The real break came from David Smith, who mentioned that Brady had a "thing about railway stations." Police searched the left-luggage offices and, at Manchester Central, they found the suitcases.
Inside was the toolkit of their "existential exercise." The guns, the pornographic photos, the notes. And the photos of Saddleworth Moor.
And, of course, the tape. The sixteen-minute recording of Lesley Ann Downey.
I cannot imagine the horror of being the detective who had to sit in a quiet room, press "play," and listen to that. That tape, played in open court, is what sealed their fate. It's what ensured that "Myra Hindley" would become a name synonymous with pure, feminine evil.

The area of Saddleworth Moor where Hindley and Brady buried their victims
The photos of the moor were the map. Hindley's dog, Puppet, was in many of them. In a moment of grim, procedural genius, police had a vet examine the dog to determine his age, which allowed them to date the photographs. (The dog, Puppet, died under anaesthetic. Hindley, who had shown no emotion for her human victims, was reportedly furious, accusing the police of "murdering" her dog).
The photos, combined with the local knowledge of 11-year-old Patricia Hodges (a neighbour Hindley had chillingly taken on "peat-collecting" trips to the moor), led police to the graves of Lesley Ann Downey and John Kilbride.
The Farce: A Trial and a Lifetime of Lies
The trial was a formality. Brady was arrogant and pedantic. Hindley was "quiet, controlled, impassive" and, as the judge said, "lied remorselessly." She claimed she was in the bathroom when Downey was killed, or looking out the window, or running a bath.
Both were sentenced to life. The death penalty had been abolished just six months earlier.
And so began the second act: the long, 60-year "aftermath" that kept them in the public eye.
Brady, diagnosed as a psychopath, was sent to Ashworth, a high-security psychiatric hospital. He spent his time writing his disgusting book The Gates of Janus, complaining about the food, and going on hunger strikes, demanding the "right to die." He was, until the end, a petulant, narcissistic child trapped in a monster's body.
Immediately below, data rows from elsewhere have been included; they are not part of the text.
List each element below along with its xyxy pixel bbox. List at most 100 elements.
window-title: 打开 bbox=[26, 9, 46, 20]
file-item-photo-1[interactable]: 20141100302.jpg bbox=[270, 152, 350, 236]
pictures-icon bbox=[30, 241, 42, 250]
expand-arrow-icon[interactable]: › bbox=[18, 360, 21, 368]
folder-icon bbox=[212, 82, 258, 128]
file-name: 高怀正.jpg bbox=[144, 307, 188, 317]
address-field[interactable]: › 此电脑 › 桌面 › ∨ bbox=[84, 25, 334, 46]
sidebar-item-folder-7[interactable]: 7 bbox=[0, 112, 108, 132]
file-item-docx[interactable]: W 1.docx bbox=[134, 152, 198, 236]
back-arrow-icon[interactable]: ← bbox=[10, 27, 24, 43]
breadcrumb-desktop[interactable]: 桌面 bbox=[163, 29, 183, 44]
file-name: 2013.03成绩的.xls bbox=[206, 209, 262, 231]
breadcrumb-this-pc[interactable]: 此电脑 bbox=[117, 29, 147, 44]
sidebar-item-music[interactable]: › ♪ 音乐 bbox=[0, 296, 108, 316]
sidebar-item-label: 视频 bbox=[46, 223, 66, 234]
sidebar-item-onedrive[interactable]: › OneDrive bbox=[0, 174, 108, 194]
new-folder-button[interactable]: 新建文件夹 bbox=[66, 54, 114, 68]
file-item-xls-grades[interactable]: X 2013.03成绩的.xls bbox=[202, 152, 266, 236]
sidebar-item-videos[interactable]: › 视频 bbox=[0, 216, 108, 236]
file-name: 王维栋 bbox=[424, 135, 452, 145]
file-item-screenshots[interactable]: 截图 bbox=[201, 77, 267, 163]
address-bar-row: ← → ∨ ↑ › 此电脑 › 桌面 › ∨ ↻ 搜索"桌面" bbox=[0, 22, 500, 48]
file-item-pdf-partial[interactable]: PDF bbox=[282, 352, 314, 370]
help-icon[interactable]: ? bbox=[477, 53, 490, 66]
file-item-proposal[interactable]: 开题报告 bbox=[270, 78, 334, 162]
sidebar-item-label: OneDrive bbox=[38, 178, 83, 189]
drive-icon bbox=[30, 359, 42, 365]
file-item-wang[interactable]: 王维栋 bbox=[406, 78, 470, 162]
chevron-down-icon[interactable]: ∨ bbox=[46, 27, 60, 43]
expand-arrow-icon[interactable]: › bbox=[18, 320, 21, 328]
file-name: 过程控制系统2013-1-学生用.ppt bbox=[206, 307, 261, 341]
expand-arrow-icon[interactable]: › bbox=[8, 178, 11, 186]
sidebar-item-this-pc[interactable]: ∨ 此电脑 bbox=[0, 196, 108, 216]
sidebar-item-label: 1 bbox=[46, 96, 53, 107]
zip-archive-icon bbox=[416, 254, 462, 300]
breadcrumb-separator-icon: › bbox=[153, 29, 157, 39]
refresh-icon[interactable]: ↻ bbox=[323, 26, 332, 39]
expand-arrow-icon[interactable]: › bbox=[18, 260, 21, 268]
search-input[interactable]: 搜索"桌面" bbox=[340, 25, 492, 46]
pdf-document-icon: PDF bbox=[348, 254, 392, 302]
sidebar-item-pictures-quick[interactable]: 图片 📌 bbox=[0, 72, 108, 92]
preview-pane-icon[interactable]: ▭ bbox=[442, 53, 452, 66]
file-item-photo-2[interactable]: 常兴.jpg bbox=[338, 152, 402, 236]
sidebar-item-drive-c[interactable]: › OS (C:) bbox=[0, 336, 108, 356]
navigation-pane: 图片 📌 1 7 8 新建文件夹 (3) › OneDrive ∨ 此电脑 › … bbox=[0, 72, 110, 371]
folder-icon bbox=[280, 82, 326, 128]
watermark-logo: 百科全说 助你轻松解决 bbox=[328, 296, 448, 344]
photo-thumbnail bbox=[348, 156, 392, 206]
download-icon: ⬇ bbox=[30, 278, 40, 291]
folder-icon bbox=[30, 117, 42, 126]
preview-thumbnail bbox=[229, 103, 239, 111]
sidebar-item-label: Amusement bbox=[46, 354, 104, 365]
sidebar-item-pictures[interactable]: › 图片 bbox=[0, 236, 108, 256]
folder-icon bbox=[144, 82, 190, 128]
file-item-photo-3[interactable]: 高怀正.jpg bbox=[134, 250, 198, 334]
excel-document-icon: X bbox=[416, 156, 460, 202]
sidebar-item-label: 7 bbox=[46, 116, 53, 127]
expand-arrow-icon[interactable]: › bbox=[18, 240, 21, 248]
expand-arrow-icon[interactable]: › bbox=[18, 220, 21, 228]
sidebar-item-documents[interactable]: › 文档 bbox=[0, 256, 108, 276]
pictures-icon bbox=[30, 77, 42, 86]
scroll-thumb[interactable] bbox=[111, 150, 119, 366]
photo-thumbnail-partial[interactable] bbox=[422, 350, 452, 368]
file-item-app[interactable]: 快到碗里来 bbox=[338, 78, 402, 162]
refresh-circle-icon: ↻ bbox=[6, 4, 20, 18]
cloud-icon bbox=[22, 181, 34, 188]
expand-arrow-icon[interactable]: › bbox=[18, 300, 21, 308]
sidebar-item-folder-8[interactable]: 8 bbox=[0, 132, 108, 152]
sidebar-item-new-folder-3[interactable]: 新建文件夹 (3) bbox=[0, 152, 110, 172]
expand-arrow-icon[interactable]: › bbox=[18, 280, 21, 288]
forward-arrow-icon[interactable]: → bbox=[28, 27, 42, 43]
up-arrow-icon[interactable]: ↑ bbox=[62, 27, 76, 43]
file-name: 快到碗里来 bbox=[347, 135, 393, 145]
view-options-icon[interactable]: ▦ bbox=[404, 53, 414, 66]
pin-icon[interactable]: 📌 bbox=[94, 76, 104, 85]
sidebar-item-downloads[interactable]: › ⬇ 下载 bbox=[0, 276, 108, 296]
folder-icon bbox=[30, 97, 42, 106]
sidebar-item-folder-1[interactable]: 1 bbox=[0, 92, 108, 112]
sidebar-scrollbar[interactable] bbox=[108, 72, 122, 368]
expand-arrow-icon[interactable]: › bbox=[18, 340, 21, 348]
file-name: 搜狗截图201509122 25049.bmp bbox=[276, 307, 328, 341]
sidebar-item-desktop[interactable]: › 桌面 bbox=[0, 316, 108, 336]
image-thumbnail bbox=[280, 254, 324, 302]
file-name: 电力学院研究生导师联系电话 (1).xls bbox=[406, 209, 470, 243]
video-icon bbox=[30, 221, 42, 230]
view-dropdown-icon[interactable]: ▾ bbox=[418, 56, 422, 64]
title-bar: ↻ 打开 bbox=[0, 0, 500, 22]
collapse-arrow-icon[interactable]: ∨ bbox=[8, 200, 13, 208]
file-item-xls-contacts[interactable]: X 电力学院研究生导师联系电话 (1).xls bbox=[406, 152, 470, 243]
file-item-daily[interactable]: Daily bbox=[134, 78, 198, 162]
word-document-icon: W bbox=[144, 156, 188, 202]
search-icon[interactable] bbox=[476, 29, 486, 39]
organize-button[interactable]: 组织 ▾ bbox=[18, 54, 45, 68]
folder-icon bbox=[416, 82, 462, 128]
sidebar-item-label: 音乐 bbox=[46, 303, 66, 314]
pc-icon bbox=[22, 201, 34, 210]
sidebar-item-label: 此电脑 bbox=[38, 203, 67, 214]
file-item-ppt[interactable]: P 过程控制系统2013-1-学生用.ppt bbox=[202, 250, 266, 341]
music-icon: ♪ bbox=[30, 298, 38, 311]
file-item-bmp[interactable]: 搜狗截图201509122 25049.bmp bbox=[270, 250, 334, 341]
Hindley, meanwhile, began her great "performance." Seeing a path to possible parole, she, the "most evil woman in Britain," suddenly claimed to be a reformed Catholic. She had her supporters, most notably Lord Longford, who was relentlessly derided as a "loony" for believing her act.
This is the part that still grates. For twenty years after the trial, both of them denied everything. They denied the murders of Pauline Reade and Keith Bennett. They sat in prison, in silence, while the mothers of those children lived in a private hell, not knowing if their children were dead or had just run away.
It was only in 1985, when Brady allegedly "confessed" to a journalist, that the investigation was re-opened. Hindley, seeing that Brady might "co-operate" and reap the public benefit, finally decided to confess too.
What followed was the grotesque spectacle of flying a "reformed" Myra Hindley, in a helicopter, back to Saddleworth Moor to "help" the police. She led them, eventually, to the grave of Pauline Reade.
But she never found Keith Bennett.
The Open Wound: "He's Still Out There"
And that is the real legacy of this crime. It's not just what they did. It's what they refused to undo.
Keith Bennett, 12 years old, is still out there.
His mother, Winnie Johnson, spent 48 years of her life visiting the moor, waiting for the one piece of information that would let her bury her son. She wrote to Hindley, begging her for help. Hindley wrote back, thanking her for her "sincerity."
Winnie Johnson died in 2012, still not knowing.
Brady died in 2017. He, too, refused to give up the secret.
Even as recently as 2022, police were digging up the moor again, based on a "tip" from an amateur sleuth, only to find nothing.
That is the true "autopsy" of this case. Brady and Hindley didn't just murder five children. They murdered the families, slowly, over decades. And in the case of Keith Bennett, they have never allowed the funeral to be held.
These weren't "monsters" in the fictional sense. They were two, banal, narcissistic, evil human beings who worked in an office.
And that's the most terrifying truth of all.